Traveston Crossing Dam - 11 November 2009

Peter Garrett has finally used his common sense (and probably satisfied is conscience), and prevented a large environmentally damaging project from going ahead. After Anna Bligh and the QLD Water Department had spent four years or so planning, buying up 14,000 ha of 'prime' farming land (as all land that is going to be drowned by a dam is called), and trying to convince people they wouldn't be harming the endangered turtles and lungfish that live in the river, Mr. Garratt has put an end to the madness.

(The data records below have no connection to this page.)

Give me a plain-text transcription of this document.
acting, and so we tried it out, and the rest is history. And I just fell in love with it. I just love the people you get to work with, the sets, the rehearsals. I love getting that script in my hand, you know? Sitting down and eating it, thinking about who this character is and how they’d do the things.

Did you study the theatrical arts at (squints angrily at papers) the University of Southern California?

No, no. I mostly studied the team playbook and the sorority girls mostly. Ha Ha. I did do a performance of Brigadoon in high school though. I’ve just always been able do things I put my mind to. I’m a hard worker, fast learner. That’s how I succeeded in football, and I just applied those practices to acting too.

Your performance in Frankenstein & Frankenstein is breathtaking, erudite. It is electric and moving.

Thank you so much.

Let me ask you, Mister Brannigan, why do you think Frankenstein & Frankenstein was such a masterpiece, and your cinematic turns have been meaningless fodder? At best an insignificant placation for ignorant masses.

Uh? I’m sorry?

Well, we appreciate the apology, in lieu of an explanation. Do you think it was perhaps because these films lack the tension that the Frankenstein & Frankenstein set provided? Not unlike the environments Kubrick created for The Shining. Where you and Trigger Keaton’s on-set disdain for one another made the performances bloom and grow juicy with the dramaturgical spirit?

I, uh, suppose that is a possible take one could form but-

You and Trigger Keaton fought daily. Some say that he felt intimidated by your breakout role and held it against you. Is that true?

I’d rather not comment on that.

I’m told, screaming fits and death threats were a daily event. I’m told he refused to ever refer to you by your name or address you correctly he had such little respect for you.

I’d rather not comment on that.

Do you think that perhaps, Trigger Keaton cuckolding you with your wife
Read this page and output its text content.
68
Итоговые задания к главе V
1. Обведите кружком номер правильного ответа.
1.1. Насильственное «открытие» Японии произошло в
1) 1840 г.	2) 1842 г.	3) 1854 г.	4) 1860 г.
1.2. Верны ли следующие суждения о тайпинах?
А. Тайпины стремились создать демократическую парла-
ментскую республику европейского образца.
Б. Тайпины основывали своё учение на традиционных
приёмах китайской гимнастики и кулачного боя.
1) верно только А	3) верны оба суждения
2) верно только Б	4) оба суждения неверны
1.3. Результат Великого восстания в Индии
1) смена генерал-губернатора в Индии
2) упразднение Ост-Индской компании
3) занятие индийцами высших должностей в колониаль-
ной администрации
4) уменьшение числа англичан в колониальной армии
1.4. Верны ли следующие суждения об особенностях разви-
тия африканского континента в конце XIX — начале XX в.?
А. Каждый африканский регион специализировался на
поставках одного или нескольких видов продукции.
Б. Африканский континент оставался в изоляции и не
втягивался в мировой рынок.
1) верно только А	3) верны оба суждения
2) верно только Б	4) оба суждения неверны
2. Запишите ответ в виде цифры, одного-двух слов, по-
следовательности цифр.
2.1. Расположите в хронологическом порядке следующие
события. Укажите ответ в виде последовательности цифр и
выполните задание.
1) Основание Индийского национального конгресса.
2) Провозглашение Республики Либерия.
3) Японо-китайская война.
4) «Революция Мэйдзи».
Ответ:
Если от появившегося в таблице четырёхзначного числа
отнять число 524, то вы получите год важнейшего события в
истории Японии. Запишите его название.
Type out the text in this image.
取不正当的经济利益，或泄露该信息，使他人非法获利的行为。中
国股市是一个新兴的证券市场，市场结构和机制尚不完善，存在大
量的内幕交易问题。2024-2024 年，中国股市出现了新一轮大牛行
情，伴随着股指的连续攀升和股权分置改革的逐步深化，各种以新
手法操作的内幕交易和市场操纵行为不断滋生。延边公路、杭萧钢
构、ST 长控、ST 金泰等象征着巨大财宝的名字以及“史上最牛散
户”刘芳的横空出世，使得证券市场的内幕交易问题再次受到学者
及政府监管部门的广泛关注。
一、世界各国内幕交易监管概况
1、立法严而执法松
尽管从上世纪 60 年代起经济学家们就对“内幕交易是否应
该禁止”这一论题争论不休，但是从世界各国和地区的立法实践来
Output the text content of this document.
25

The Traveston crossing dam was planned for the Mary River north-west of Brisbane, near Gympie. The Mary River is one of two rivers in the world that are host to populations of Australian Lungfish. The nearby Burnett River contains the other population, and is already dammed. There is a fish-way up the dam that is meant to be best-practice. How anyone knows what best practice is when a fish-way has never been built for this species of fish before, I am not too sure. And this is no ordinary fish. Fossils identical to this species, found in NSW, have been dated at 100 million years old, and 400 million year old fossils of lungfish have been found in Australia. That makes them one of the oldest vertebrate groups still living. The lungfish is called a lungfish because it can surface and take a gulp of air, when the water it is living in becomes too deoxygenated for it to survive. I forget the physiology of it all, but I assume it has a primitive lung in addition to its gills. The ability to breath air means it can survive in small stagnant pools. The ability of ancient relatives of the lungfish to breathe air may have been one of the first steps to moving out of the water and on to land.

The best practice fish-way on the Burnett River was to be the basis of the fish-way for the Mary River. Despite there only being evidence the fish-way has carried one juvenile lungfish from bottom to top on the Burnett fish-way, any official from QLD Water will tell you it functions effectively and will not impact lungfish populations!

So Pete has put an end to a ridiculous dam, and hopefully signaled that dams should not be high on the priority list for water departments Australia wide. Indeed it is hilarious to think that QLD Water's response to low water levels in SE QLD dams over the last few years, and hence dwindling water supply, was to build another big dam in SE QLD. I hope you see the logic!